Si Joseph II, dont le jugement était souvent très sûr dans les affaires des autres, écrivait non sans inquiétude à Léopold: «Je souhaite que tout tourne à bien et que surtout notre sœur ne se mêle pas des intrigues de Cour. Je lui ai écrit en conséquence. [560]» il ajoutait aussitôt: «Dieu veuille que cela serve et fructifie! Mais vous observez très bien que de tenir fermement le propos de ne se mêler de rien ne sera pas facile et exigera une constance et une exactitude dans toutes ses démarches, dont une jeune personne comme elle n'est presque pas susceptible. Je lui en ai bien prêché la nécessité, et peut-être que je suis seul à le lui dire. Je ne garantis pas que des personnes, que nous respectons, dans leurs lettres écrivent de même [561]

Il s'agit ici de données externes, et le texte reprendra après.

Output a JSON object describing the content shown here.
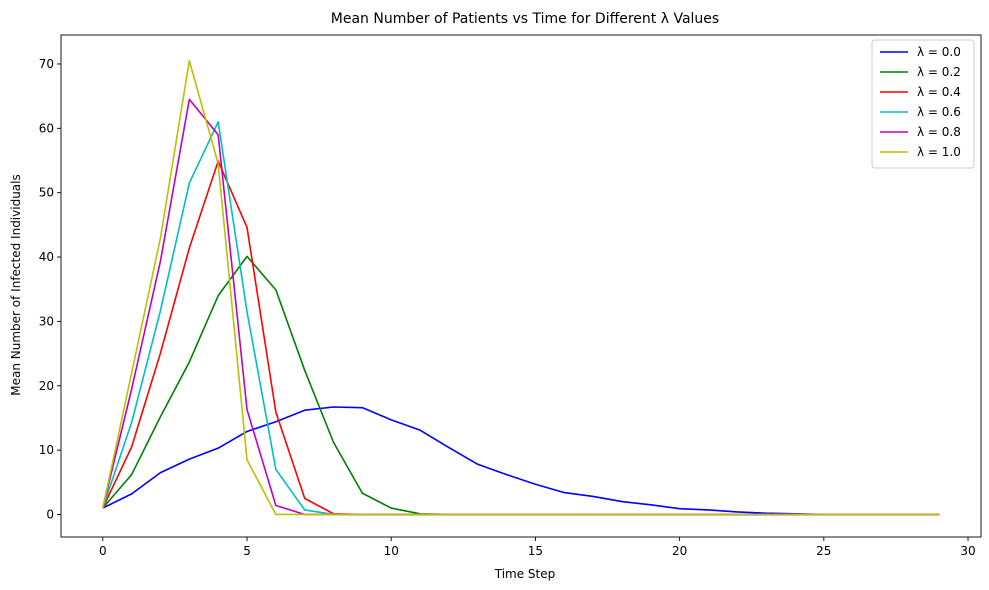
{
  "chart_data": {
    "type": "line",
    "title": "Mean Number of Patients vs Time for Different λ Values",
    "xlabel": "Time Step",
    "ylabel": "Mean Number of Infected Individuals",
    "xlim": [
      -1.45,
      30.45
    ],
    "ylim": [
      -3.5,
      74.5
    ],
    "xticks": [
      0,
      5,
      10,
      15,
      20,
      25,
      30
    ],
    "yticks": [
      0,
      10,
      20,
      30,
      40,
      50,
      60,
      70
    ],
    "grid": false,
    "legend_position": "top-right",
    "x": [
      0,
      1,
      2,
      3,
      4,
      5,
      6,
      7,
      8,
      9,
      10,
      11,
      12,
      13,
      14,
      15,
      16,
      17,
      18,
      19,
      20,
      21,
      22,
      23,
      24,
      25,
      26,
      27,
      28,
      29
    ],
    "series": [
      {
        "name": "λ = 0.0",
        "color": "#0000ff",
        "values": [
          1,
          3.2,
          6.5,
          8.6,
          10.3,
          12.9,
          14.4,
          16.2,
          16.7,
          16.6,
          14.7,
          13.1,
          10.4,
          7.8,
          6.2,
          4.7,
          3.4,
          2.8,
          2.0,
          1.5,
          0.9,
          0.7,
          0.4,
          0.2,
          0.1,
          0,
          0,
          0,
          0,
          0
        ]
      },
      {
        "name": "λ = 0.2",
        "color": "#008000",
        "values": [
          1,
          6.2,
          15.2,
          23.7,
          34.0,
          40.1,
          34.9,
          22.4,
          11.2,
          3.3,
          1.0,
          0.1,
          0,
          0,
          0,
          0,
          0,
          0,
          0,
          0,
          0,
          0,
          0,
          0,
          0,
          0,
          0,
          0,
          0,
          0
        ]
      },
      {
        "name": "λ = 0.4",
        "color": "#ff0000",
        "values": [
          1,
          10.5,
          25.1,
          41.4,
          54.9,
          44.6,
          15.9,
          2.5,
          0.1,
          0,
          0,
          0,
          0,
          0,
          0,
          0,
          0,
          0,
          0,
          0,
          0,
          0,
          0,
          0,
          0,
          0,
          0,
          0,
          0,
          0
        ]
      },
      {
        "name": "λ = 0.6",
        "color": "#00bfbf",
        "values": [
          1,
          14.3,
          31.7,
          51.5,
          61.0,
          31.5,
          7.0,
          0.7,
          0,
          0,
          0,
          0,
          0,
          0,
          0,
          0,
          0,
          0,
          0,
          0,
          0,
          0,
          0,
          0,
          0,
          0,
          0,
          0,
          0,
          0
        ]
      },
      {
        "name": "λ = 0.8",
        "color": "#bf00bf",
        "values": [
          1,
          19.5,
          39.4,
          64.5,
          59.0,
          16.3,
          1.4,
          0,
          0,
          0,
          0,
          0,
          0,
          0,
          0,
          0,
          0,
          0,
          0,
          0,
          0,
          0,
          0,
          0,
          0,
          0,
          0,
          0,
          0,
          0
        ]
      },
      {
        "name": "λ = 1.0",
        "color": "#bfbf00",
        "values": [
          1,
          22.0,
          43.0,
          70.5,
          54.5,
          8.5,
          0,
          0,
          0,
          0,
          0,
          0,
          0,
          0,
          0,
          0,
          0,
          0,
          0,
          0,
          0,
          0,
          0,
          0,
          0,
          0,
          0,
          0,
          0,
          0
        ]
      }
    ]
  }
}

Joseph II ne se trompait pas: Marie-Thérèse, qui avait eu d'abord le sentiment des dangers qui entouraient la jeune Reine et qui avait écrit à Mercy: «Je n'écris à ma fille qu'en général, en lui conseillant toujours de vous écouter, de suivre vos conseils et de se garder à se mêler des affaires; qu'elle soit la confidente et amie du Roi, mais ne paraisse point vouloir gouverner avec lui; qu'elle évite qu'à force d'applaudissements on n'excite l'envie et la jalousie contre elle. Sa situation est bien délicate, et à dix-neuf ans! Mon espoir n'est qu'en vous [562]»; Marie-Thérèse, le jour même où elle adressait à l'ambassadeur ces réflexions si sages, parlait à sa fille d'un tout autre ton: elle lui traçait un plan de conduite politique, y joignant les plus vives instances sur la nécessité de resserrer l'alliance austro-française, et cela dans les termes les plus propres à émouvoir le cœur et à saisir l'imagination de la jeune souveraine.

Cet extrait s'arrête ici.